Viewing page 120 of 187

This transcription has been completed. Contact us with corrections.

117

Sunday October 25.
We spent the whole morning writing letters and the Memoirs except for a few minutes when Tom and Violet came in after being to the Catholic church for the eleven o'clock Mass. About five, tired of being in the house we went out for a walk and while we were out explored the German cemetery that is just inside the southeast corner of the wall. It is not used any more, but was evidently the one cemetery for Germans and Italian buriels before Boxer times and just after. The place was very well kept and the trees large and kind.
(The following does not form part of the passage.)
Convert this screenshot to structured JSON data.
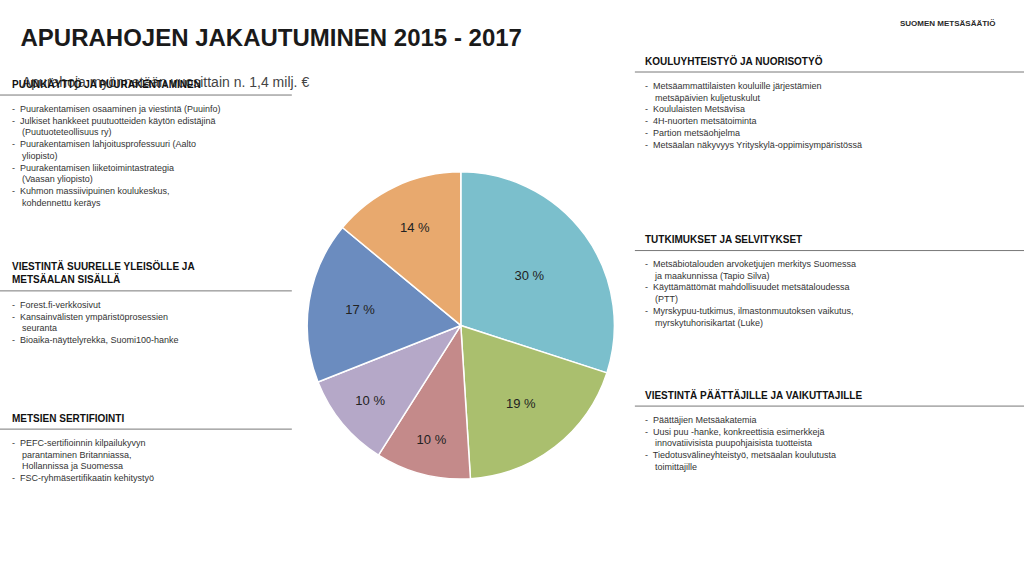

Walking homeward at sunset time we decided to drop in at Clove Alley and see what the girls were doing. We found them all at home and just ready to have tea so we sat about on the floor and ate much toast and butter and little cakes and talked until it was time to come home for dinner. The kids do have a very happy existence, so carefree and informal that it seems impossible it is really part of this conventional, eternally troubled old Peking.

Monday October 26.
Today has been a very special day in the history of the Peking Marches. We had lunch early and then went up to Sing Kee's and ordered the remaking of a work coat for me, cravenette outside and camel;s hair cloth inside; short and comfortable for hiking and riding the bicycle. Then we went up to the Fair at Lung Fu Ssu and found what we had been wanting ever since June, a pup that satisfied our desire for an utterly unusual dog. There is always one block in an alley just near the Fair where dogs are sold and we walked up that alley looking them all over. Pedegreed poodles turned up their pink noses at us and wriggled with pride as their owners told us scandalous prices for them; stolen hunting dogs grown thin with lack of care fawned as we put out our hands to touch them; and baskets full of little, squirming puppies of questionable and wonkish ancestry seemed very desirable in their helplessness. But down at the very end of the line a tiny yellow and white raggamuffin pup stood up and danced as we approached. He leaped up against Dorothy and started licking her hand affectionately. Her heart was lost at once. Truly he was, according to Dorothy, "a perfect lamb."